- Born: 16 January 1943 Gjakova, disputed between Italy and Yugoslavia
- Died: 29 June 2011 (aged 68) Pristina, Kosovo
- Education: University of Pristina
- Occupations: Poet, novelist, author, playwright

= Teki Dervishi =

Albanian writer

Teki Dervishi (16 January 1943 — 29 June 2011) was an Albanian poet, novelist, journalist and playwright.

==Early life and career==
Dervishi was born in Gjakova, in the region disputed between Yugoslavia and Axis-occupied Albania, now part of Kosovo.

After completing his primary education, he was imprisoned for several years at Goli otok, at the age of 17. Dervishi was one of the youngest Albanian prisoners at Goli Otok.
Dervishi finished secondary school in Peja and studied at the University of Pristina.

Besides Dervishi's literary activities, he also worked as a journalist. He worked for the Albanian-language newspaper Flaka e vëllazërimit (The Flame of Fraternity) in Skopje, and was later director and among the founders of the Albanian newspaper Bota sot.

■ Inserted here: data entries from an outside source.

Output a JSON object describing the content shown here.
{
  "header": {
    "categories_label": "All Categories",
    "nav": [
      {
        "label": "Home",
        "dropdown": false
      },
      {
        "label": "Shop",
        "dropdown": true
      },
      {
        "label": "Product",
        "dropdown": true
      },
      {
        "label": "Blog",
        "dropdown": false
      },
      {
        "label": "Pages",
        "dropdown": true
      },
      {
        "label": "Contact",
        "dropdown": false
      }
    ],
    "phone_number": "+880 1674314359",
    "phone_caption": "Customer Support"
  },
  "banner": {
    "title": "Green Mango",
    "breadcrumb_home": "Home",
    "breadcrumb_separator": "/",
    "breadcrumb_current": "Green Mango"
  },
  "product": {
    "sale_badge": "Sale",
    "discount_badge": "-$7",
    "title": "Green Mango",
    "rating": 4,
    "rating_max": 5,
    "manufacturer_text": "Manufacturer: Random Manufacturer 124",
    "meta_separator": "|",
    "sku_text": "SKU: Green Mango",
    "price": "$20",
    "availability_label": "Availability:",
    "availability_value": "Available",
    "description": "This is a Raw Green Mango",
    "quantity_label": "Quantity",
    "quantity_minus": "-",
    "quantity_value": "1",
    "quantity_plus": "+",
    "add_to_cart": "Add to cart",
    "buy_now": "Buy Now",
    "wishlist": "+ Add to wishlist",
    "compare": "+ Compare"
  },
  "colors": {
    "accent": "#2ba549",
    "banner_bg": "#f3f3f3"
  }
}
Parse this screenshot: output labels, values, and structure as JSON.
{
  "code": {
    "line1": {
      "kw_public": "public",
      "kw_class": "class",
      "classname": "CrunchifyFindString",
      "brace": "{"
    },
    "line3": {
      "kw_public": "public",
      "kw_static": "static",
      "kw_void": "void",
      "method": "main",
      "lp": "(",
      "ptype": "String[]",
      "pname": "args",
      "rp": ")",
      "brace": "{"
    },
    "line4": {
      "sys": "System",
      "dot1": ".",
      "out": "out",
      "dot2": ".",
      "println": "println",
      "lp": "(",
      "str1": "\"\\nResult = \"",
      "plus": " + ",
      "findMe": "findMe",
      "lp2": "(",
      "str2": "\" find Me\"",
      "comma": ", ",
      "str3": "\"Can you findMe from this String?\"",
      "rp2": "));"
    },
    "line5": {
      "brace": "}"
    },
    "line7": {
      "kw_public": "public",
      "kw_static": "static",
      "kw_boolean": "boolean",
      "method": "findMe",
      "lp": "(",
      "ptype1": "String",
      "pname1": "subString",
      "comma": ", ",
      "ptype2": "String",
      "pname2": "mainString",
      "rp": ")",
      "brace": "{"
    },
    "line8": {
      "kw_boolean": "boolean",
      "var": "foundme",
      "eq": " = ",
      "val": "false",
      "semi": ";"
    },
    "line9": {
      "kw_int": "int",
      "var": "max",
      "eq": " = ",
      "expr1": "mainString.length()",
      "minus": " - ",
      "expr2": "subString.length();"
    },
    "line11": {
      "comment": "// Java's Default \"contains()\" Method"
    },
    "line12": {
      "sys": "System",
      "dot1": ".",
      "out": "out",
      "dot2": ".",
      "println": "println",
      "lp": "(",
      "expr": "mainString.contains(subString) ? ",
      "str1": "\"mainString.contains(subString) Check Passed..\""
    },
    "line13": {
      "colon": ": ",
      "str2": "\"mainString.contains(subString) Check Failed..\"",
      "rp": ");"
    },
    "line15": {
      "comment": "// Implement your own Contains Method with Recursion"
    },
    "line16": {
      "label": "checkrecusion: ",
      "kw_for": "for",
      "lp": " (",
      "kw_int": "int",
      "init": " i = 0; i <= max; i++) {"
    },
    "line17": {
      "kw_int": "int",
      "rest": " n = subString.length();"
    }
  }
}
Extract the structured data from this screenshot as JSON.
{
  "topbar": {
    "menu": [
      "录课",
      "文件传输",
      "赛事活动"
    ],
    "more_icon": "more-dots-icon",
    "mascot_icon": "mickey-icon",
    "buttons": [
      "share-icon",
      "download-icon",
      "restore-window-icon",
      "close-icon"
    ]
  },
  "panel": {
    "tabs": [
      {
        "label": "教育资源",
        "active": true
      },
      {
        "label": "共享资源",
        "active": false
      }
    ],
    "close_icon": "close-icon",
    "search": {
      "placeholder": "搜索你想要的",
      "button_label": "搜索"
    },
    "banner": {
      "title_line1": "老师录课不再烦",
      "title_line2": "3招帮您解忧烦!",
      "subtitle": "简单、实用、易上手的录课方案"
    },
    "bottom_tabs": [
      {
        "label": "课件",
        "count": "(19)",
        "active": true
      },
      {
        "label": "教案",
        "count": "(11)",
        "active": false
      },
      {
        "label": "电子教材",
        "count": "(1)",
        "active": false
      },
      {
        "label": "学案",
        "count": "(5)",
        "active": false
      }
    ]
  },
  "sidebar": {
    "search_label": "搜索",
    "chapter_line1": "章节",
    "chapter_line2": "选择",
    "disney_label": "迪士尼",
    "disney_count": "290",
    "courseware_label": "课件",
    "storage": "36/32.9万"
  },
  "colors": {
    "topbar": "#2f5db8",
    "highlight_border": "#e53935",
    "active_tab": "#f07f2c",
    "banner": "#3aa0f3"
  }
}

Dervishi also worked as the director of the National Theatre of Kosovo in the 2000s.

== Later life ==
On 29 March 1999, at the outbreak of the NATO intervention in the Kosovo War, Dervishi was reported to have been assassinated. In July of that year, it was confirmed that he was alive.

== Literary works ==
Novels:
- Pirgu i Lartë (The High Tower), 1972
- Padrona, 1973
- Skedarët (The Catalogues), 1974
- Herezia e Dervish Mallutës (The Heresy of Dervish Malluta), 1981
- Palimpsest për Dush Kusarin (Palimpsest For Dush Kusari), 1993

Verse:
- Nimfa (The Nymph), 1970
- Shtëpia e Sëmurë (The Sick House), 1978
- Thashë (I Said), 1981

Theatre plays:
- Pranvera e Librave (The Springtime of Books), 1990
- Zhvarrimi i Pjetër Bogdanit (The Exhumation of Pjetër Bogdani), 1990
- Kufiri me atdhe (The Border with the Fatherland), 1996
- Vojceku (Wozzeck), 1996

==Notes and references==
References:

- "Gone But not Forgotten" (80.9 KiB) by Robert Elsie, The Guardian, Saturday Review, April 3, 1999, page 3.